The late 90's and early 2000's saw a setady increase in the instrument's popularity, more notably in metal music, where the instrument's powerful low end without sacrificing high note availability made it find its way to many players like Dino Cazares of Fear Factory fame or Fredrik Thordendal and Mårten Hagström from Meshuggah, among a horde of prominent guitarists. Meshuggah's syncopated, rhythmically complex riffing influenced many bands, who fused such elements with melodic passages, complex chords one wouldn't originally believe he'd find in metal, and bands like Periphery or Animals as Leaders show a blend of these traits, intense soundscapes and musical proficiency that creates a progressive approach that takes full advantage of the range of these instruments. Meshuggah and Animals as Leaders, as well as Fear Factory, have picked up the eight-string guitar since to use even broader range in their musical endeavors, but we shall leave that for another article.

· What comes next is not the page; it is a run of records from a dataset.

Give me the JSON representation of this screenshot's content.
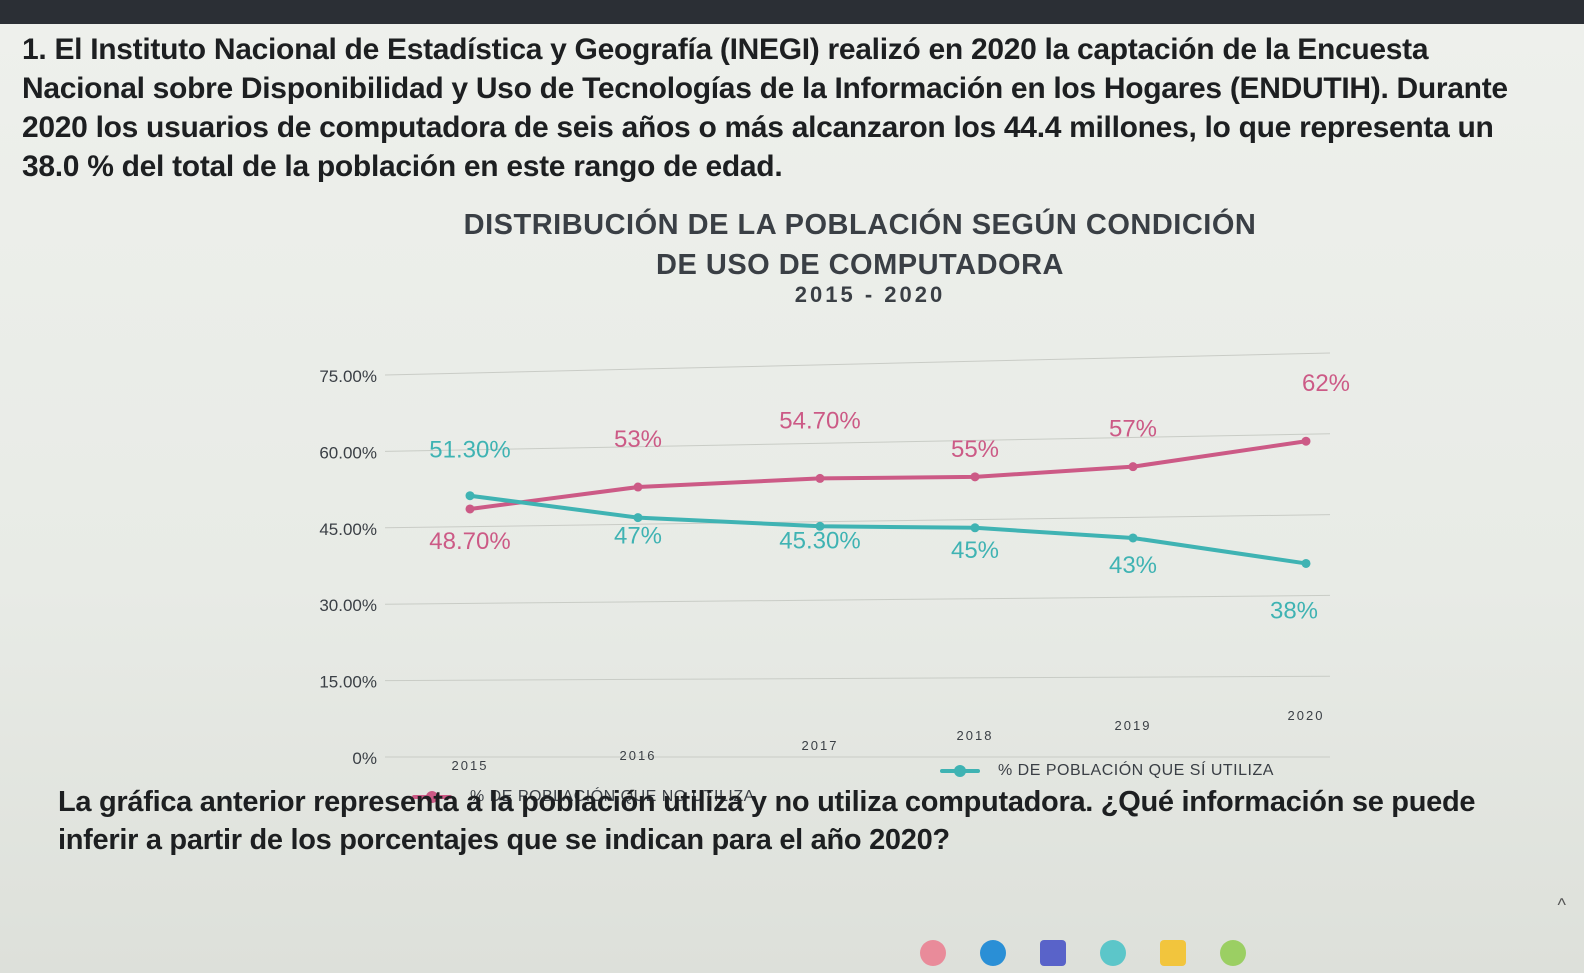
{
  "question": {
    "text": "1. El Instituto Nacional de Estadística y Geografía (INEGI) realizó en 2020 la captación de la Encuesta Nacional sobre Disponibilidad y Uso de Tecnologías de la Información en los Hogares (ENDUTIH). Durante 2020 los usuarios de computadora de seis años o más alcanzaron los 44.4 millones, lo que representa un 38.0 % del total de la población en este rango de edad."
  },
  "bottom_question": {
    "text": "La gráfica anterior representa a la población utiliza y no utiliza computadora. ¿Qué información se puede inferir a partir de los porcentajes que se indican para el año 2020?"
  },
  "colors": {
    "no_utiliza": "#cc5a86",
    "si_utiliza": "#3fb3b3",
    "axis_text": "#3a3f45",
    "grid": "#c9ccc6"
  },
  "taskbar": {
    "icons": [
      "search-icon",
      "browser-icon",
      "teams-icon",
      "paint-icon",
      "files-icon",
      "sound-icon"
    ]
  },
  "chart_data": {
    "type": "line",
    "title": "DISTRIBUCIÓN DE LA POBLACIÓN SEGÚN CONDICIÓN DE USO DE COMPUTADORA",
    "subtitle": "2015 - 2020",
    "categories": [
      "2015",
      "2016",
      "2017",
      "2018",
      "2019",
      "2020"
    ],
    "ylim": [
      0,
      75
    ],
    "y_ticks": [
      "0%",
      "15.00%",
      "30.00%",
      "45.00%",
      "60.00%",
      "75.00%"
    ],
    "y_tick_values": [
      0,
      15,
      30,
      45,
      60,
      75
    ],
    "grid": true,
    "legend_position": "bottom",
    "series": [
      {
        "name": "% DE POBLACIÓN QUE NO UTILIZA",
        "color": "#cc5a86",
        "values": [
          48.7,
          53,
          54.7,
          55,
          57,
          62
        ],
        "labels": [
          "48.70%",
          "53%",
          "54.70%",
          "55%",
          "57%",
          "62%"
        ]
      },
      {
        "name": "% DE POBLACIÓN QUE SÍ UTILIZA",
        "color": "#3fb3b3",
        "values": [
          51.3,
          47,
          45.3,
          45,
          43,
          38
        ],
        "labels": [
          "51.30%",
          "47%",
          "45.30%",
          "45%",
          "43%",
          "38%"
        ]
      }
    ]
  }
}
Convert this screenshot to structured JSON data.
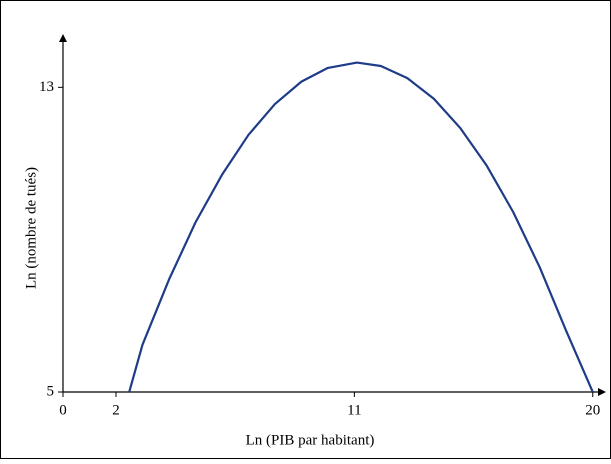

At the present, the seven-string maintains its status as an instrument that is appreciated by many players in radically different styles and genres, and while far from overthrowing its six-string counterpart, it seems to be here to stay, capturing the interest of players due to its extended chordal and soloing possibilities, the heaviness of the lower tuning, the ability to play melody and bass lines in a single instrument or all of these combined to take advantage of the potential these guitars possess - who'd imagine a single added string could originate a guitar that stands out from its mainstream brethren in so many ways?